Het kan ook zijn dat in vooroverleg over een instandhoudingsplan een dergelijke voorziening of installatie door de minister is geadviseerd. Indien de minister heeft geadviseerd of voorgeschreven de voorziening te treffen of de apparatuur te installeren, of dit in het kader van de subsidieaanvraag als noodzakelijk beoordeelt, zijn de kosten daarvan subsidiabel.
Zelfwerkzaamheid
Voor de instandhouding van een rijksmonument is specifiek vakmanschap doorgaans onontbeerlijk. De regelgeving biedt een eigenaar van een rijksmonument de ruimte om instandhoudingswerkzaamheden geheel of gedeeltelijk zelf uit te voeren of door eigen personeel te laten uitvoeren in het kader van een door hem gedreven onderneming (zie hoofdstuk 1.3, paragraaf 01.04).
In het algemeen geldt dat de kosten van ‘zelfwerkzaamheid’ alleen dan subsidiabel zijn indien de eigenaar achteraf kan aantonen (bijvoorbeeld door middel van een accountantsverklaring) hoeveel uren door hemzelf of zijn personeel binnen het kader van een door hem gedreven onderneming of organisatie zijn besteed aan subsidiabele werkzaamheden. Uren die zijn besteed buiten het kader van de door hem gedreven onderneming gelden als ‘doe-het-zelf’-uren en zijn niet subsidiabel.
Meerwerk
Tijdens de uitvoering van een instandhoudingsplan kunnen onverwacht gebreken aan het licht komen, waardoor extra werkzaamheden noodzakelijk zijn om het rijksmonument in stand te kunnen houden. Mits het subsidiabele instandhoudingswerkzaamheden betreft, kan de begrotingspost ‘onvoorzien’ voor de dekking hiervan gebruikt worden. De systematiek van de Sim laat het tussentijds verhogen van de subsidie voor dergelijk meerwerk niet toe.

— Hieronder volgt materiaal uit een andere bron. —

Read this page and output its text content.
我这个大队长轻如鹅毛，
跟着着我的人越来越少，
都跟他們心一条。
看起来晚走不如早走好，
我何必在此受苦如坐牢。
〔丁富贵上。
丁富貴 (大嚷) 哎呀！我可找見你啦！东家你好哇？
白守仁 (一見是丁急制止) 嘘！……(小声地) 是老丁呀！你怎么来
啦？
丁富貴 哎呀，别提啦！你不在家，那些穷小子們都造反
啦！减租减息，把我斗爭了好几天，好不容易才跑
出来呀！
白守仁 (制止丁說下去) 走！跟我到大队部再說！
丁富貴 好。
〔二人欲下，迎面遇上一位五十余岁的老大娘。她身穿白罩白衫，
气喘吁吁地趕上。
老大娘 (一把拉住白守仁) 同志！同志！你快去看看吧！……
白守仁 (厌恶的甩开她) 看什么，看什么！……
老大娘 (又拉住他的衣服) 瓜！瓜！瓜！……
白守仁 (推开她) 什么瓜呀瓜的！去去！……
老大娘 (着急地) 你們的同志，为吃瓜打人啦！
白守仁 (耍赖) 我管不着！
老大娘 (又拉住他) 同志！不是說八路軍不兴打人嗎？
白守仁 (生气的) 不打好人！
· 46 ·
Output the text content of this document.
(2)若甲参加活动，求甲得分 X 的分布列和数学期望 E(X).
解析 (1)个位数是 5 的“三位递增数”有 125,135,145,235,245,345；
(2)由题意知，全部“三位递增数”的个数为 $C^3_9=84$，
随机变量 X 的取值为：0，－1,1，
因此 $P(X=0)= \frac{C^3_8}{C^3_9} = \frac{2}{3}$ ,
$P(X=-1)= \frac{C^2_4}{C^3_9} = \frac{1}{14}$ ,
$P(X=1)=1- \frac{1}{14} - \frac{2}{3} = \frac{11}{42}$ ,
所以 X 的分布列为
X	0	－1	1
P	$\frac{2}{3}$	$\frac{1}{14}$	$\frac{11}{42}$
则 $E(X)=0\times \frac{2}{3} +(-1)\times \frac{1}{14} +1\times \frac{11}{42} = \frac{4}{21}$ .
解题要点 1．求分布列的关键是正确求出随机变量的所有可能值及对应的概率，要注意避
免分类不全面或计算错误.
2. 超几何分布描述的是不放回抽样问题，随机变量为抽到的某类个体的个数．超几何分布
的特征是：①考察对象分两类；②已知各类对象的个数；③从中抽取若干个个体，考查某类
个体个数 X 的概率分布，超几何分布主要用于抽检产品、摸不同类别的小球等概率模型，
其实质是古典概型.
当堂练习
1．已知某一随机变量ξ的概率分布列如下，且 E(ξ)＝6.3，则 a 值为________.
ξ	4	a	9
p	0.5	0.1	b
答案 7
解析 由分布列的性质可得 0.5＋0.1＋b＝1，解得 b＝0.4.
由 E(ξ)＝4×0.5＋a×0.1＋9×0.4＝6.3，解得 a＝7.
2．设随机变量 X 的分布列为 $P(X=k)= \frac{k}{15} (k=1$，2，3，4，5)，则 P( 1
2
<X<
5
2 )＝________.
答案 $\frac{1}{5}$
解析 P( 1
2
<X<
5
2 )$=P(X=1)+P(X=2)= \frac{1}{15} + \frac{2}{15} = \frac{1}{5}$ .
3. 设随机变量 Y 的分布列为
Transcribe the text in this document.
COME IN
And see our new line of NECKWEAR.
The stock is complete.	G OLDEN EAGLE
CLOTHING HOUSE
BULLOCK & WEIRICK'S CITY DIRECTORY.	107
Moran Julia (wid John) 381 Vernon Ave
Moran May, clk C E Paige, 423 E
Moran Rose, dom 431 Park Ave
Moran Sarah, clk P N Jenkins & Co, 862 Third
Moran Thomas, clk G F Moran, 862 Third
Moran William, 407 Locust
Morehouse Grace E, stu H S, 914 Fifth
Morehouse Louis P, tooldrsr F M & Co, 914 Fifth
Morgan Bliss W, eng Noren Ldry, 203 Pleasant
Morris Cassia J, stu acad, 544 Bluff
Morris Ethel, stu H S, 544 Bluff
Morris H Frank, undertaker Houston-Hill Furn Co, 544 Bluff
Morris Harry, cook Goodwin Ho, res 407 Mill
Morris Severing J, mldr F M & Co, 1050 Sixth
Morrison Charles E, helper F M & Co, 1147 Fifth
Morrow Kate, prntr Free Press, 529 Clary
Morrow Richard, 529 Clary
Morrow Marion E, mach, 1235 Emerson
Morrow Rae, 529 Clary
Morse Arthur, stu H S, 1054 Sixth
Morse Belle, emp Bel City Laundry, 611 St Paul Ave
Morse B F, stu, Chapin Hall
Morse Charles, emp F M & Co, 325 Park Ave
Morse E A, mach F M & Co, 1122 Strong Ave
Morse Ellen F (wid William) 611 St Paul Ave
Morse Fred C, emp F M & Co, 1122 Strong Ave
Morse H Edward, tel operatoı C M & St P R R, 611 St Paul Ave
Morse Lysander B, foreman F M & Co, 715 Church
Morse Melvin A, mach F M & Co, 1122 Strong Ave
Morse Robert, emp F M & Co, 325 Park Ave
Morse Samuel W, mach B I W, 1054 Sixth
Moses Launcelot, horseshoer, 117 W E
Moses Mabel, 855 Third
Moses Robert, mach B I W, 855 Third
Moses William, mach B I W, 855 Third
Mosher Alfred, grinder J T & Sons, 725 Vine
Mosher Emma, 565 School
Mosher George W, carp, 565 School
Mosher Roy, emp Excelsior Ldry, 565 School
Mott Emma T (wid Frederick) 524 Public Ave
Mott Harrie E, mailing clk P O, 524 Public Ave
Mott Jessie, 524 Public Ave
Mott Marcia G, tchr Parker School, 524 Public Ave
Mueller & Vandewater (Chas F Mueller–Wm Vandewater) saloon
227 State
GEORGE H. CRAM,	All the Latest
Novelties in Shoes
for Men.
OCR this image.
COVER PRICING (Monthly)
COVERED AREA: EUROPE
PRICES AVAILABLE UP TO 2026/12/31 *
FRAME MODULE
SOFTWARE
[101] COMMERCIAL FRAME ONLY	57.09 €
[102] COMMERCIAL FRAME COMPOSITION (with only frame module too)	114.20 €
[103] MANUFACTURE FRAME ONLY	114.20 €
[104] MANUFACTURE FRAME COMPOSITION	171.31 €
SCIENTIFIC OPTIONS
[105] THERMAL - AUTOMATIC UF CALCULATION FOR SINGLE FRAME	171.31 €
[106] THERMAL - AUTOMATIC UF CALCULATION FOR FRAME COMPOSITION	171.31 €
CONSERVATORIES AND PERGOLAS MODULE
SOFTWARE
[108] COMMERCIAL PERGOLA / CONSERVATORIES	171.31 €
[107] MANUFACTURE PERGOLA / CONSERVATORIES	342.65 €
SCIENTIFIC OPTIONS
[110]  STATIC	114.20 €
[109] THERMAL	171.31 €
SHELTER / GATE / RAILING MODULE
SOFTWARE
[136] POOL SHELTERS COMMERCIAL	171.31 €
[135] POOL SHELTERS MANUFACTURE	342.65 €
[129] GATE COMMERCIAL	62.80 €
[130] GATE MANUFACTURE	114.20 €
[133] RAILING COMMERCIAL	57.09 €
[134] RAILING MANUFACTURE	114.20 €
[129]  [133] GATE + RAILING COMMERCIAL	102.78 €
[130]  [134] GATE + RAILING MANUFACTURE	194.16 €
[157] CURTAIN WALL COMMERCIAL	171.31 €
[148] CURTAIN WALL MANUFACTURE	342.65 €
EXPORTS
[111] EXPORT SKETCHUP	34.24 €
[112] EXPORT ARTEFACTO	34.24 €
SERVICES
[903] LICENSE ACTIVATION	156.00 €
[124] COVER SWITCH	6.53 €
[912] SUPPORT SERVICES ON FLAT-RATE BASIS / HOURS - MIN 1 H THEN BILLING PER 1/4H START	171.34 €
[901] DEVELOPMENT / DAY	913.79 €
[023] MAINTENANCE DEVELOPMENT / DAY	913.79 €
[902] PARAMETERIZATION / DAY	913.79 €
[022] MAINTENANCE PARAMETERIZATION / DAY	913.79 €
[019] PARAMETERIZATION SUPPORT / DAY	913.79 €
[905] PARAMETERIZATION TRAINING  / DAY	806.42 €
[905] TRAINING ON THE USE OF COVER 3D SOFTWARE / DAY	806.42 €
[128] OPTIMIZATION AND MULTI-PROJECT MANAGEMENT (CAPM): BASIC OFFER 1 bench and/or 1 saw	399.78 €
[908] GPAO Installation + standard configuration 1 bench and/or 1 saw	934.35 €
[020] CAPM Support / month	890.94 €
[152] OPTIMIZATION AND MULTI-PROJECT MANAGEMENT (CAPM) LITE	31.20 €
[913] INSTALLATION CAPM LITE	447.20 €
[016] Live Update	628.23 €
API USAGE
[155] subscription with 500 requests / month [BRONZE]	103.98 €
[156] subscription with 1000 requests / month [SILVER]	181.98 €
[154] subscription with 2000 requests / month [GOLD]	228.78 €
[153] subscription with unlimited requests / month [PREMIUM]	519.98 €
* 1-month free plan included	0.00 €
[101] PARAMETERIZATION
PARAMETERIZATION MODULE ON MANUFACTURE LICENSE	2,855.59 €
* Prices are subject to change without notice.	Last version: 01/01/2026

Informatie en toegang voor publiek
Kosten die verband houden met het geven van informatie aan bezoekers, zoals het aanbrengen of vernieuwen van richting- en informatieborden, zijn niet subsidiabel. Ook kosten die verband houden met het toegankelijk maken of ontsluiten van een rijksmonument voor het publiek zijn niet subsidiabel. Het betreft kosten, gerelateerd aan het vergroten van het draagvlak voor rijksmonumenten, die niet direct noodzakelijk zijn voor de instandhouding ervan.